Interpersonal: Building Relationships
• Building Support; we establish close relationships with our stakeholders, underpinned by trust, integrity and respect. We are able to build awareness, understanding and positive momentum behind the Group technology strategy, often without being in a position to assert authority.
• Objective; we are impartial and unbiased, ensuring equal treatment for all and that decisions taken are based on objective criteria.
Outcome-focused: Achieving Results
• Collaborative; we work effectively and in partnership with our stakeholders on shared goals that align towards the achievement of the Group technology strategy. We foster a collaborative environment and assume the role of leader when required.
• Adaptable; we understand and appreciate different and opposing perspectives on an issue and are able to adapt our approach in order to achieve a successful outcome.

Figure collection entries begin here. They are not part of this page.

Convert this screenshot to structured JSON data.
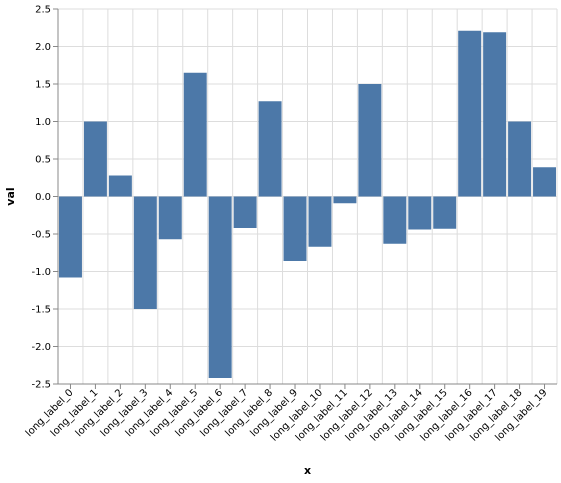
{
  "chart_data": {
    "type": "bar",
    "xlabel": "x",
    "ylabel": "val",
    "categories": [
      "long_label_0",
      "long_label_1",
      "long_label_2",
      "long_label_3",
      "long_label_4",
      "long_label_5",
      "long_label_6",
      "long_label_7",
      "long_label_8",
      "long_label_9",
      "long_label_10",
      "long_label_11",
      "long_label_12",
      "long_label_13",
      "long_label_14",
      "long_label_15",
      "long_label_16",
      "long_label_17",
      "long_label_18",
      "long_label_19"
    ],
    "values": [
      -1.08,
      1.0,
      0.28,
      -1.5,
      -0.57,
      1.65,
      -2.42,
      -0.42,
      1.27,
      -0.86,
      -0.67,
      -0.09,
      1.5,
      -0.63,
      -0.44,
      -0.43,
      2.21,
      2.19,
      1.0,
      0.39
    ],
    "ylim": [
      -2.5,
      2.5
    ],
    "yticks": [
      "2.5",
      "2.0",
      "1.5",
      "1.0",
      "0.5",
      "0.0",
      "-0.5",
      "-1.0",
      "-1.5",
      "-2.0",
      "-2.5"
    ],
    "grid": true,
    "bar_color": "#4c78a8",
    "grid_color": "#dddddd",
    "axis_color": "#888888"
  }
}
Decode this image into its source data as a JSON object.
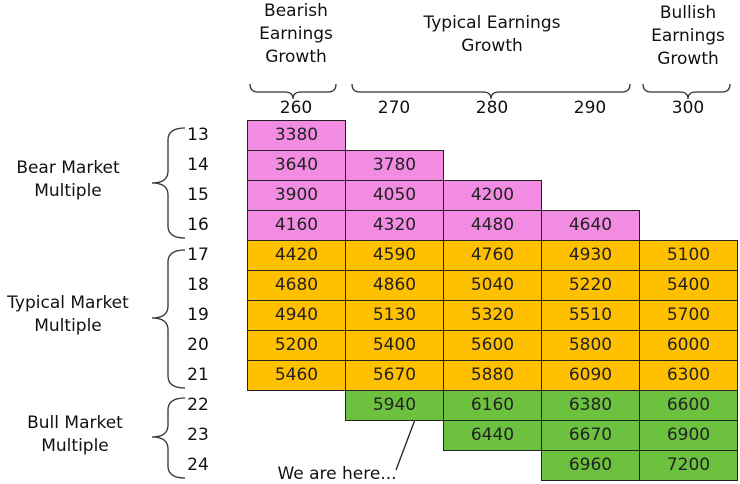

Strategic: Planning for the future
• Strategic Thinking; we think about the big picture and use that perspective to support our Divisions to achieve competitive advantage through greater agility, faster time to market and a better customer experience.
• Strategic Communication; we are proactive and considered in our approach to stakeholder communications. We actively listen, provide constructive feedback and help others to consider new perspectives.